Other spiritual practices include reading tarot cards, Reiki and other energy healing techniques, and various hooky-spooky notions.
But most importantly of all, the best practice of spirituality is in expressing kindness and empathy. It’s holding the door for someone, giving a friend an ear or a hug, it’s cuddling with a cat or dog and the like. You may not consider these as a spiritual practice, but they are.
Why? Because they open you to gratitude, empowerment, and better connecting with the world around you.
Perfection is a moving bar
Finally, why don’t I believe that practice makes perfect? Because perfection is in the eye of the beholder, like beauty. My concept and perception of perfection may be to you utterly screwed-up and imperfect.
Perfect today can easily be imperfect tomorrow. This can be applied to every ideology, and to any practice of the mind, body, and spirit. The bar you try to reach, the brass ring you seek to attain is not an immovable object. It shifts, alters position, and can vanish entirely.
It’s like when you are a kid and your uncle holds out a dollar to you. As you reach for it, he snatches it away. Similarly, this is like playing with a cat with a string. You might reach it…but it might as well slip through your fingers.
Should you not bother to practice if it doesn’t make perfect? Of course not. Practice still grows and develops you, whatever form it takes. It teaches and evolves your perception of the world around you, and you can gain insight and ability, whether the practice is physical, mental, or spiritual.
You are empowered to ultimately create the reality you experience in your life. Consciousness creates reality. Practice, whatever form it takes, helps grow your consciousness and draw all manner of things to you.
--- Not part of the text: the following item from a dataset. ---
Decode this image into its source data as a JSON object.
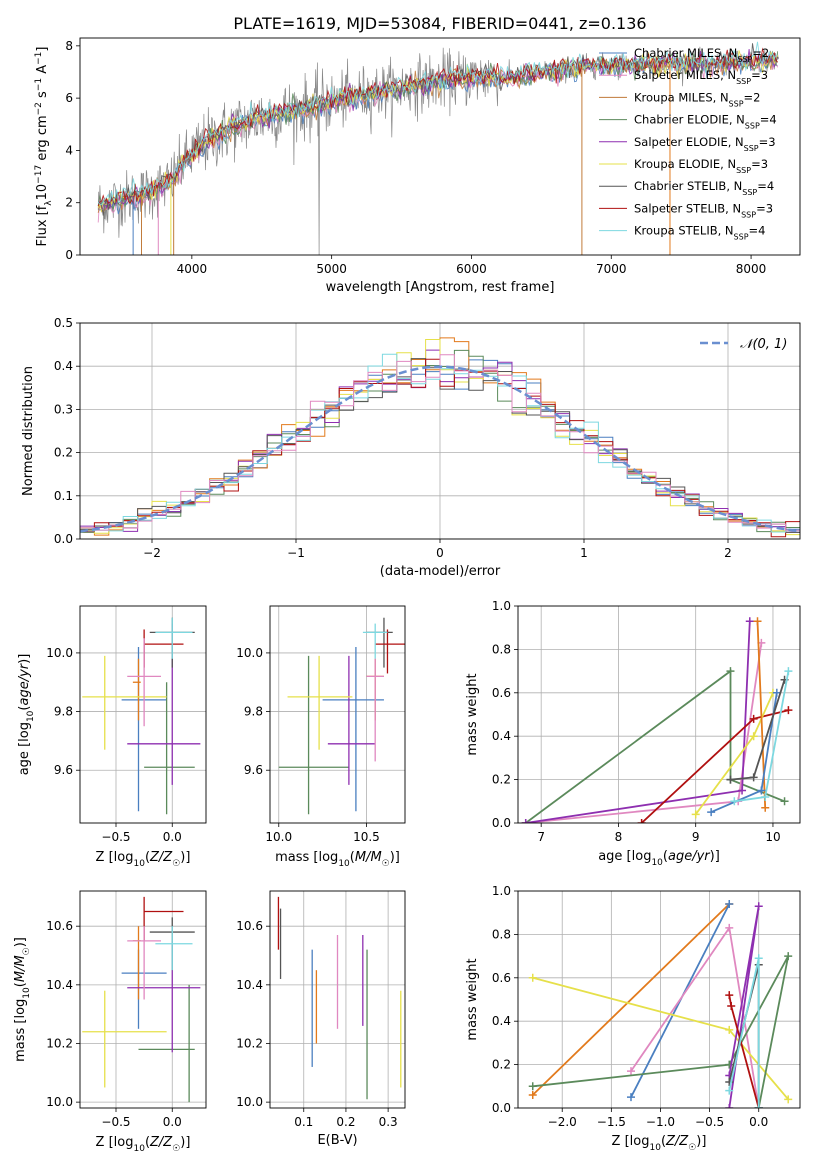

In conclusion, I think this quote from Shunryu Suzuki, author of Zen Mind, Beginner’s Mind, is an outstanding explanation of why you practice:
“When the restrictions you have do not limit you, this is what we mean by practice.”
You are worthy and deserving of using your mindfulness to find and/or create the reality in which you desire to live. When all is said and done you matter, so practice being the best you that you can be.